My students are like me: Often the first in their families to attend college. I say to them, you have stories no one else has, and you write about places no one else does, and you give voice to people no one else knows. Don’t let anyone tell you that a Huntington Beach surfer’s story doesn’t deserve to be told (that student went on to teach English in Japan). Don’t ever let anyone tell you a migrant farmworker picking grapes in Coachella doesn’t deserve poetry (that student teaches at the New School in New York City).

What to do tomorrow, then?

I agree passionately with the demands behind the strike. My sister-in-law is a custodian at UC Riverside, a single mother of three. Close friends work as clerical staff or in food service. Anyone who makes less than $40,000 a year should be insulated from the cuts. The faculty, the students and all of us who “own” UC should know precisely how it is spending its money. The faculty should not be powerless, and the latest tuition increases -- 50% by the time this academic year is over -- only make it all worse.

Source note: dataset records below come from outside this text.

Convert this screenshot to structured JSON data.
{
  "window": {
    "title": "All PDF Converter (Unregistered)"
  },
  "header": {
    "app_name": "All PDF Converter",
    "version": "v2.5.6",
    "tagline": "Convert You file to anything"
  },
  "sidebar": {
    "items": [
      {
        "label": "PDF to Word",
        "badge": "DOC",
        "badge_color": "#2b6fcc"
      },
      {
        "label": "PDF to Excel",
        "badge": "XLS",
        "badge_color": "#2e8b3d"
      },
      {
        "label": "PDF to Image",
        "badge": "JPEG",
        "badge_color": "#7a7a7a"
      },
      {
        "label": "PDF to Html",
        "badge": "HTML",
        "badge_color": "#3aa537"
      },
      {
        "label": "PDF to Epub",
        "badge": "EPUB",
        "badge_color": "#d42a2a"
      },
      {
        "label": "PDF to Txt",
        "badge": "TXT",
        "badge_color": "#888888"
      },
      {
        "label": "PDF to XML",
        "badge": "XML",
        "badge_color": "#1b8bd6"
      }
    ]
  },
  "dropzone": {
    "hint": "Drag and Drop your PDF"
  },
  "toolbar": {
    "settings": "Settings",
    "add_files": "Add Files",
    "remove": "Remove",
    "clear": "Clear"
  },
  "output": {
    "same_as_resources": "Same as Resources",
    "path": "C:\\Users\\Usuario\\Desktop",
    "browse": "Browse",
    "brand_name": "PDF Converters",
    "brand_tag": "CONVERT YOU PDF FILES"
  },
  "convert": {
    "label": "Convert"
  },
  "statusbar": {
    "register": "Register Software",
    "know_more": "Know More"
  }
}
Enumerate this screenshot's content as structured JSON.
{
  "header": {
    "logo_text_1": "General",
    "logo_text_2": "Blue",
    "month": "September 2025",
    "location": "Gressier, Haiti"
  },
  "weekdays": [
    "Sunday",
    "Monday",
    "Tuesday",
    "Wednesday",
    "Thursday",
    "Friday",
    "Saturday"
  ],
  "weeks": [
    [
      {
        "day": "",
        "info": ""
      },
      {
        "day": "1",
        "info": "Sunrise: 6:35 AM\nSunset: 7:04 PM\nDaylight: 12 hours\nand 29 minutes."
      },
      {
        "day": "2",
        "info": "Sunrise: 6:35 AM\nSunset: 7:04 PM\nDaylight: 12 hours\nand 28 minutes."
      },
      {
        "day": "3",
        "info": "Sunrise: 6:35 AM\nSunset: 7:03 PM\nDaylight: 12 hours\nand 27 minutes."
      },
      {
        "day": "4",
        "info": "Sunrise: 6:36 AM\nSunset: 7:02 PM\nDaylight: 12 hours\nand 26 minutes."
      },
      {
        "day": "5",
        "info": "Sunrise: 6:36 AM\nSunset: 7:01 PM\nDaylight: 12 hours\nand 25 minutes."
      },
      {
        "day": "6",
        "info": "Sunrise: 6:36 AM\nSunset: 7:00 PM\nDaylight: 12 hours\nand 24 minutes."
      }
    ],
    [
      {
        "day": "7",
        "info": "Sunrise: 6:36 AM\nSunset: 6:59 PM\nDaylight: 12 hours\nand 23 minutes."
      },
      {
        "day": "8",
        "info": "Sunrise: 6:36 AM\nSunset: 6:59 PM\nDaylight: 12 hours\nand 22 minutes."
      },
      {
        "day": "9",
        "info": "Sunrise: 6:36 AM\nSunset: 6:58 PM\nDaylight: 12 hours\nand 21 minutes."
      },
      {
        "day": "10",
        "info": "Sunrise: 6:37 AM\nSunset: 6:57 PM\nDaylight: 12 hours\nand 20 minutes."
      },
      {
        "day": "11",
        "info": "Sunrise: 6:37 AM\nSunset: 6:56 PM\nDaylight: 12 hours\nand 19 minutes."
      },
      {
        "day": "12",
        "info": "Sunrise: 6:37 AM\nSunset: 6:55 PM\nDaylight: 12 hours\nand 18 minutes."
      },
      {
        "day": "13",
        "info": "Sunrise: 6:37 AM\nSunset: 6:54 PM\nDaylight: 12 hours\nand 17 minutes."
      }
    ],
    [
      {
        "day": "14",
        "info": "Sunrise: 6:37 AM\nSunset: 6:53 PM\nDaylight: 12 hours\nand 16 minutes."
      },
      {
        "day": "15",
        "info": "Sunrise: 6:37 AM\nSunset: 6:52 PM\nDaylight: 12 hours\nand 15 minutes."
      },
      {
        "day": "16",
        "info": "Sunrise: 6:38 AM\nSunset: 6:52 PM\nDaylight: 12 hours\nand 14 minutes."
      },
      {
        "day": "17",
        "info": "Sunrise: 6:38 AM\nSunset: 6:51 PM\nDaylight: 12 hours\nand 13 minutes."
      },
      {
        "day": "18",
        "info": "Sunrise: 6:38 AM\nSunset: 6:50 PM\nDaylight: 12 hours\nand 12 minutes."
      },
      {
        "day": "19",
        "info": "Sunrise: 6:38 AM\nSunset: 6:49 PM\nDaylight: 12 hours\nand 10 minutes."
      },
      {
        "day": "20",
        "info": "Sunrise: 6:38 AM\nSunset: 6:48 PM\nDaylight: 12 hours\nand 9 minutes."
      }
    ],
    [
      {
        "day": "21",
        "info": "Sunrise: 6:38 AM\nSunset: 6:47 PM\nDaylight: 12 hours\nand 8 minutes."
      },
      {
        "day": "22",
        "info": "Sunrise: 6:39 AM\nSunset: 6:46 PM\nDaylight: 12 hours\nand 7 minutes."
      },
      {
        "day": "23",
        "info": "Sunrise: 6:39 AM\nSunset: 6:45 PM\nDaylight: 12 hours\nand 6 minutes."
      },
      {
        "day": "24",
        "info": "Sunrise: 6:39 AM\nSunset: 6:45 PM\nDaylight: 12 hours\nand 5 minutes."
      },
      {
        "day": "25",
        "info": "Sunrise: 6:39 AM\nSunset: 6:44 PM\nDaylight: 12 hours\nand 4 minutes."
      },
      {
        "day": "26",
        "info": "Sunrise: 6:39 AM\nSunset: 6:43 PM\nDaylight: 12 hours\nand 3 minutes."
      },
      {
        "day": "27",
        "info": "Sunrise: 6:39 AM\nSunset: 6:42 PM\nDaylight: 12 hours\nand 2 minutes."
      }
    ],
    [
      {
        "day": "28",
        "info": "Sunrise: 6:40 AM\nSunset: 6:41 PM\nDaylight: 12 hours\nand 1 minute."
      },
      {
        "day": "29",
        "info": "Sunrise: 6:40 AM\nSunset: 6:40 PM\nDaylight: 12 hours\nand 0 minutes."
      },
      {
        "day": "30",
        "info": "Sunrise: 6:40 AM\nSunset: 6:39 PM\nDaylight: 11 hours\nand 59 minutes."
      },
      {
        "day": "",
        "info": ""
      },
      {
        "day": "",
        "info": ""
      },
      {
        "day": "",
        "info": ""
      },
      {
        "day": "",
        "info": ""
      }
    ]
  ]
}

And yet, what is the right thing to do? While I wait for my youngest daughter in the high school parking lot, I look at the altar of my own dashboard and think about the hard work of students, the sacrifices of their families, the cumulative effect of their desire to push ahead. What would the parents of my students want, given their own worries? What will these seniors think tomorrow, nervous about a class some have been waiting two years to take? On Thursday, I’m going to meet my students and ask them to vote. I will not tell them whose side I’m on, except that I’m on their side. I will not vote. If they decide to march around the bell tower, that’s how class will unfold. If they want to write a letter to President Yudof, we will. If they want to ignore the strike, we will begin with poems about Apaches and dashboards and surfers under the Huntington Pier.

I can’t think of a better way to do the work of teaching. I can’t think of another way to do my work of conferring power. And I can’t help but wonder what story we will end up telling tomorrow.